BPC-157 side effects are minimal in published case series — transient injection site erythema and rare GI upset at doses above 1mg daily are the most commonly reported, but long-term safety data beyond 12 months of continuous use does not exist. PRP therapy carries risks of infection (rare with proper sterile technique), allergic reaction to anticoagulants used during blood processing, and post-injection inflammation that can temporarily worsen pain for 48–72 hours. Neither modality has Phase 3 long-term safety data in humans.

How long does it take to see results from BPC-157 vs PRP therapy?▼

BPC-157 produces subjective pain reduction in 7–14 days with structural changes visible on MRI at 4–6 weeks post-initiation in animal models and case series. PRP therapy typically shows pain reduction in 2–4 weeks with functional improvement measurable at 8–12 weeks post-injection — effects plateau around 6 months. Neither modality provides acute pain relief; both require weeks to months for tissue remodeling and collagen synthesis to produce clinical benefit.

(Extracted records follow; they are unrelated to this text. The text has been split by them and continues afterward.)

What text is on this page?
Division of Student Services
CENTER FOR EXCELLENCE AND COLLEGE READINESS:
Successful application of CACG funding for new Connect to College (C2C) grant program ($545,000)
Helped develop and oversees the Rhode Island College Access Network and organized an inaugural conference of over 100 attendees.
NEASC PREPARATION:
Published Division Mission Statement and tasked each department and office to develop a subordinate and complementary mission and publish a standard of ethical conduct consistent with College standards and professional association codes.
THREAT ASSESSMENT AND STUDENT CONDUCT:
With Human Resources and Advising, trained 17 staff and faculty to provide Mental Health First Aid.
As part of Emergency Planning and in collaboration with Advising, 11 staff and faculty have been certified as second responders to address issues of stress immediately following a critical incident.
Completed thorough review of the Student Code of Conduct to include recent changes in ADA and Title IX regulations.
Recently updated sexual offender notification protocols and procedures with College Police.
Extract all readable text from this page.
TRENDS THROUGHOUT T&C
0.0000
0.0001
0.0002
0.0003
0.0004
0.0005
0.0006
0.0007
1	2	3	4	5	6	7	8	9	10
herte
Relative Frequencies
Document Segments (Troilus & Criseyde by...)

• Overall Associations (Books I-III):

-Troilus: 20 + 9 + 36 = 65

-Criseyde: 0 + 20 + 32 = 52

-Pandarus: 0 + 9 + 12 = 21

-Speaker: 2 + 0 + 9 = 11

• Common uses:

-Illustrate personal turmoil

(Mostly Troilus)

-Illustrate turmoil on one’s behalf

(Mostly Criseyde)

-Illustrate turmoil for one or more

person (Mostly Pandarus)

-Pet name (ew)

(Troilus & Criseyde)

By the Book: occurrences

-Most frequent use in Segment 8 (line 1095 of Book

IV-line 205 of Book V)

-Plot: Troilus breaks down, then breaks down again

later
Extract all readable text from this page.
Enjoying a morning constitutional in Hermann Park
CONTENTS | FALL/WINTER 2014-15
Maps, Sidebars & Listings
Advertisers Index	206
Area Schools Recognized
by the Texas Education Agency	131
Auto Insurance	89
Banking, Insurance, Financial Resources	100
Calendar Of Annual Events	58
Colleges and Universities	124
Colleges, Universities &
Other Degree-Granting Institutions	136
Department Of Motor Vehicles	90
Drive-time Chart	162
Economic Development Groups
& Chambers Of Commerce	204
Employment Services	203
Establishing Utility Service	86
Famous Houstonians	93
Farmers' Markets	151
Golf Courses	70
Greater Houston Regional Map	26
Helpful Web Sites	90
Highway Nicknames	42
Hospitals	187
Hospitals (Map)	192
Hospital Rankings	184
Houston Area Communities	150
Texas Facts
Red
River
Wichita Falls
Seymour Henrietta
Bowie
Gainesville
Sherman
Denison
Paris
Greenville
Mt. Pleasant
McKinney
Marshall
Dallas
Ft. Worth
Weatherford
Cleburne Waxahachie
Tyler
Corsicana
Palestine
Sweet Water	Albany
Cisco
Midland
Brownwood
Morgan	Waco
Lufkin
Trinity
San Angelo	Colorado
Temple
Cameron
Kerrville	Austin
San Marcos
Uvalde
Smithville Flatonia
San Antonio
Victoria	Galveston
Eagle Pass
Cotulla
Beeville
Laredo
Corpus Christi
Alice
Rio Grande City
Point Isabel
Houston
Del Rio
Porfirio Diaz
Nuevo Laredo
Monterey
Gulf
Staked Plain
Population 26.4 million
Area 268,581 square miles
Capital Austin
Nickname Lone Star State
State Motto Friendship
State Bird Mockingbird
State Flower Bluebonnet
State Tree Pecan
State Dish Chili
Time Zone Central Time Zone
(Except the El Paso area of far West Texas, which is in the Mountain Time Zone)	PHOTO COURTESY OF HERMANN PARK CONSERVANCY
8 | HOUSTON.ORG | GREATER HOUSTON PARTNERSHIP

Where can I get high-quality BPC-157 peptide for research?▼

BPC-157 quality varies dramatically across suppliers — third-party testing has documented contamination, mislabeling, and underdosing in unregulated peptide markets. Research-grade suppliers like Real Peptides manufacture compounds through small-batch synthesis with verified amino-acid sequencing and provide purity testing documentation. Avoid generic online vendors that do not publish third-party HPLC or mass spectrometry results — sourcing quality directly determines therapeutic outcomes and safety in investigational peptide protocols.

Does insurance cover BPC-157 or PRP therapy?▼

Insurance does not cover BPC-157 because it is not FDA-approved and is classified as an investigational research compound. PRP therapy is also rarely covered by insurance — most carriers classify it as experimental or investigational despite extensive clinical use, meaning patients pay out-of-pocket for the procedure. Some insurers cover PRP for specific indications like knee osteoarthritis when prior conservative treatments have failed, but coverage is inconsistent and requires prior authorization.

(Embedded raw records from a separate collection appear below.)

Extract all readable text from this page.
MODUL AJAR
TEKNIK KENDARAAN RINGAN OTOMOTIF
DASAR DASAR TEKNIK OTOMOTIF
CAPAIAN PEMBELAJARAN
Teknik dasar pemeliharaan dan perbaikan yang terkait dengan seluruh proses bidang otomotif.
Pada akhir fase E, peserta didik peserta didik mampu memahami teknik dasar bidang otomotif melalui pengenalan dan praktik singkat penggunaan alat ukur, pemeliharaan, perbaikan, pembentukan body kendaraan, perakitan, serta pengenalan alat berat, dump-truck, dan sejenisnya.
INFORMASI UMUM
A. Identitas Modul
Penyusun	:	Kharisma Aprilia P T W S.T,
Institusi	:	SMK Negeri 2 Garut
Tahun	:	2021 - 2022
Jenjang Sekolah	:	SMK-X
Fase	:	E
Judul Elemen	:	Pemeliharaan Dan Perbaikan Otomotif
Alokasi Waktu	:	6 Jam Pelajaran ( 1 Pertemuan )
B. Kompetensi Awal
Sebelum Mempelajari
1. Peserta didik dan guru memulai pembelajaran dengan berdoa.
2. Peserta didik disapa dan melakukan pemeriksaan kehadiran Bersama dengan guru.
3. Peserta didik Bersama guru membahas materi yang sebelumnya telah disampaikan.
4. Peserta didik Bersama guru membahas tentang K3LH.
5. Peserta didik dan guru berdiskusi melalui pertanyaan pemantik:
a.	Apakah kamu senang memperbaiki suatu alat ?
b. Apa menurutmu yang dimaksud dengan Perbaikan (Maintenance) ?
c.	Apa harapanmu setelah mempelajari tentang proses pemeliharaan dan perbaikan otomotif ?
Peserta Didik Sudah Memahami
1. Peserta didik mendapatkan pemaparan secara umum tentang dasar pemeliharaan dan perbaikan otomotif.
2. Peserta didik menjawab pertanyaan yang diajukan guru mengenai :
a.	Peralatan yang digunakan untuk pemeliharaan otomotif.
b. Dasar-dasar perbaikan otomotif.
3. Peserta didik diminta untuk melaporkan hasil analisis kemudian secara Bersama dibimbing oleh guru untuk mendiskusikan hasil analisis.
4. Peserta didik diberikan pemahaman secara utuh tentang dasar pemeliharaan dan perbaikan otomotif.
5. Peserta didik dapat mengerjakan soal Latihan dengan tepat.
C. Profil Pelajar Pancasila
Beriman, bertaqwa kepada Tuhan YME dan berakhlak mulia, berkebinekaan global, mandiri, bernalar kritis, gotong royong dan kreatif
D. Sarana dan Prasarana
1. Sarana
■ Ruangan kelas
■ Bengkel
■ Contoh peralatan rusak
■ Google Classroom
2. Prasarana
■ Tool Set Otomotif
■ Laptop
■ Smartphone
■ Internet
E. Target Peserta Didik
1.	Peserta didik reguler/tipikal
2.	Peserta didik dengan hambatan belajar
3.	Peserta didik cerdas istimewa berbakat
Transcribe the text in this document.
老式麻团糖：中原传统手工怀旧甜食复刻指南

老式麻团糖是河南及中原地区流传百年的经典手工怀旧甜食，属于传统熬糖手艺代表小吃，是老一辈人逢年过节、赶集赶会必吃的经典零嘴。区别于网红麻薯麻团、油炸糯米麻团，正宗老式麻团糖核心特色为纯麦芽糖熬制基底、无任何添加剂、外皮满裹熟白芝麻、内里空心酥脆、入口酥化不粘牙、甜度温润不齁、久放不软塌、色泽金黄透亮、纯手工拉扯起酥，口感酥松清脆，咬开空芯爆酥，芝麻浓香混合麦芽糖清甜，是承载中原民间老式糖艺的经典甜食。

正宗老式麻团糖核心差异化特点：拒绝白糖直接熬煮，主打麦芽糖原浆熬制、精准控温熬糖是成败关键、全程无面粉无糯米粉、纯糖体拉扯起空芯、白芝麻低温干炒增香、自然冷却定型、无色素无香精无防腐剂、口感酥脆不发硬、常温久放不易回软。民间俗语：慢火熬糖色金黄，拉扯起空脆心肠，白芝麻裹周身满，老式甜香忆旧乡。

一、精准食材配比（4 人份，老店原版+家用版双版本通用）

What is the difference between leukocyte-rich and leukocyte-poor PRP?▼

Leukocyte-rich PRP (LR-PRP) contains white blood cells along with concentrated platelets, delivering additional inflammatory signaling that can enhance tissue remodeling — a 2021 meta-analysis found LR-PRP produced superior outcomes in tendon injuries compared to leukocyte-poor formulations. Leukocyte-poor PRP (LP-PRP) isolates platelets without white blood cells, reducing inflammatory response and potentially lowering post-injection pain — it is preferred for cartilage or intra-articular injections where excessive inflammation may worsen symptoms. Preparation protocol determines leukocyte inclusion, and no standardized formulation exists across clinics.